Isaac Newton laid the foundations of modern science. He discovered gravity and the principles governing motion, light, and cooling. He invented a reflecting telescope, counterfeit-proof coins, and calculus. Most of his work made a huge and lasting contribution to the state of human knowledge, but a few of his projects never made it any further than the paper they were outlined on. All generations that came after him would benefit from his innovations, but none of them would ever speak his universal language.

When Newton was a young student just beginning college, he drew up plans for a language based on the nature of things, rather than on mere convention. The idea was to "let the names of the same sorte of things begin with the same letter: as of Instruments with s; Beasts with t; The soules passions with b, etc." In this way, words wouldn't just be arbitrary labels, haphazardly assigned. You could know from hearing a word what category of thing it belonged to. Additionally, prefixes and suffixes would indicate things like whether a word was a substance or an action, the actor or the acted upon, and so on. You could know, just by hearing a word, exactly what it meant.

This idea of a universal language where the words expressed their meaning through an orderly formula was in the air in the 17th century, and Newton was no doubt aware of the efforts that others had already made toward this end. There had been various plans published for languages based on symbols, numbers, or letters. Newton's plan was based on letters, and by varying the letters in a word, you could vary its meaning in a predictable way.

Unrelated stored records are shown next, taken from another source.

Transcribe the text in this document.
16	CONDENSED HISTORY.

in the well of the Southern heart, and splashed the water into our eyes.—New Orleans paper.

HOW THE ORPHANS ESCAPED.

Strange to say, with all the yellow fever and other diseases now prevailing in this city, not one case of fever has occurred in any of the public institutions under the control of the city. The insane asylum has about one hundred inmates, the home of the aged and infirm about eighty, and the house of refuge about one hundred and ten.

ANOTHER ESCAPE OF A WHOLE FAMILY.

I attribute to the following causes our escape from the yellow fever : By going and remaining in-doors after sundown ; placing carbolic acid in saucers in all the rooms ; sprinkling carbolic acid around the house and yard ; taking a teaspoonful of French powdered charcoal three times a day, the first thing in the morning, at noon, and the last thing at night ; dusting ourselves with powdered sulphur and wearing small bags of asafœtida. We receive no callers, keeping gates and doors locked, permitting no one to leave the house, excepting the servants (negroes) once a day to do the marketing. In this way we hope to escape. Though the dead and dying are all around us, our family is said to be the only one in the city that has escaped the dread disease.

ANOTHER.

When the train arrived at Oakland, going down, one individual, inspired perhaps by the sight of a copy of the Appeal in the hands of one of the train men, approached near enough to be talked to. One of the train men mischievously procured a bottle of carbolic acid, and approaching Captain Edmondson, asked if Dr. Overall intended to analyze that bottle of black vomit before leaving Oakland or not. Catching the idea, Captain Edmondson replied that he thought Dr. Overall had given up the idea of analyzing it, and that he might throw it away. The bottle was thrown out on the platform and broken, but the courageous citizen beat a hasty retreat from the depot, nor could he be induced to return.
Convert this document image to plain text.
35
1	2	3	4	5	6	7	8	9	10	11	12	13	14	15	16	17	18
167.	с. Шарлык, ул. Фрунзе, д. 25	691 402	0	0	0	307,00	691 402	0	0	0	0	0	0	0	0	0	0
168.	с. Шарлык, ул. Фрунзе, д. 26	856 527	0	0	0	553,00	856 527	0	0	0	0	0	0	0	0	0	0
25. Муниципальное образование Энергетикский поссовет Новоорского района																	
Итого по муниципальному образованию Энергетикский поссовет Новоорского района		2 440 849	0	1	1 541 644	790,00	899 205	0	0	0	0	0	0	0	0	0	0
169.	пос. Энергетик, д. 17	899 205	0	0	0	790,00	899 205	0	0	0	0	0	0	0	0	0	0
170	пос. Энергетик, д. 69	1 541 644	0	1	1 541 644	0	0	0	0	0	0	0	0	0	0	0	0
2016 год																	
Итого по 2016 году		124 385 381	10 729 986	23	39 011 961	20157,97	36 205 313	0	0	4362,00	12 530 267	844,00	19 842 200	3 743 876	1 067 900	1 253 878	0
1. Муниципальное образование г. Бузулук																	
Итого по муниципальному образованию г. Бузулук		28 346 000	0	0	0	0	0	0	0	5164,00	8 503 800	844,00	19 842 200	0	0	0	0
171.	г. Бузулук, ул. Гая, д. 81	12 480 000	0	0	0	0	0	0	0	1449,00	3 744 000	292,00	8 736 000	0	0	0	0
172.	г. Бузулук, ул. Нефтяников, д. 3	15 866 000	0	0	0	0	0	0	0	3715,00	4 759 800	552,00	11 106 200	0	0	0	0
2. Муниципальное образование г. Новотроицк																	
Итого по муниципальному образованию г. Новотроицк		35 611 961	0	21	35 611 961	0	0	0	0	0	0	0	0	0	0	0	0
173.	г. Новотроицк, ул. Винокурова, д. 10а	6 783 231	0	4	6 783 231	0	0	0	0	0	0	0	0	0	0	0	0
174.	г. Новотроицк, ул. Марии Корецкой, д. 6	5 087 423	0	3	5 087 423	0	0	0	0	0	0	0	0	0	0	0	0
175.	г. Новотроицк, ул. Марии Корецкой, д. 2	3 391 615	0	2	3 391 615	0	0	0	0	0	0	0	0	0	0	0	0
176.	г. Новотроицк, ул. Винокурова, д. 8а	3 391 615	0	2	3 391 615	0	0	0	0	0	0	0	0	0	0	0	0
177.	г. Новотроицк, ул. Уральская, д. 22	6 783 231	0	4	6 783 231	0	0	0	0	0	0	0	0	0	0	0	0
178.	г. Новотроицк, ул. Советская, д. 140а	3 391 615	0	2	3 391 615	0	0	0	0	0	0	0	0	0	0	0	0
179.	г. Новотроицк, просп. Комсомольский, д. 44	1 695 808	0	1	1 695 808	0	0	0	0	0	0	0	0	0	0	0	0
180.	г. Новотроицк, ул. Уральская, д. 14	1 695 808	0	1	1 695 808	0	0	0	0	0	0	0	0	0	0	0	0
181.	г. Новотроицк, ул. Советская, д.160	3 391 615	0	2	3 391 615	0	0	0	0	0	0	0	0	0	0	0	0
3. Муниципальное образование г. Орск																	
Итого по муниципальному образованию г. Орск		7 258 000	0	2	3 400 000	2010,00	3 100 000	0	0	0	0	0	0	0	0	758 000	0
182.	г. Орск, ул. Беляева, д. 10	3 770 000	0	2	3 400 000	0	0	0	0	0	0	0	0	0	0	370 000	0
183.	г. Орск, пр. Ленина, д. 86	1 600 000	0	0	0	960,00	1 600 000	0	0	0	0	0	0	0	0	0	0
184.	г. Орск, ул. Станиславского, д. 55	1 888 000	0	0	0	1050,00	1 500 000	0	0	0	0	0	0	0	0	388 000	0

Newton's most fully worked-out example shows how prefixes could modify the meaning of tor (temperature) to produce all its related meanings:

utor,  hot

owtor, exceeding hot

ǝwtor, very hot

awtor, pretty hot

ewtor, very little hot

iwtor, exceeding little hot

etor, warm

iytor, exceeding little cold

eytor, very little cold

aytor, indifferently cold

ǝytor, very cold

oytor, excessive cold

itor, cold

ator, neither very hot nor cold

ǝtor, pretty hot or pretty cold

otor, very hot or very cold


Newton tried to cram an awful lot into this one paradigm, and probably came to understand that if he wanted this degree of precision of meaning for every concept in the world, he would have to devote his life to this task. Instead, he moved on to other things. Another man of science, John Wilkins, a founding member of the Royal Society (of which Newton would later serve as president), did devote his life to the task, and would publish his own 600 page version of this type of universal language several years later. But that language, ingenious but impossible to use, quickly faded into obscurity. In deciding where to focus his energies and talent, Newton chose wisely.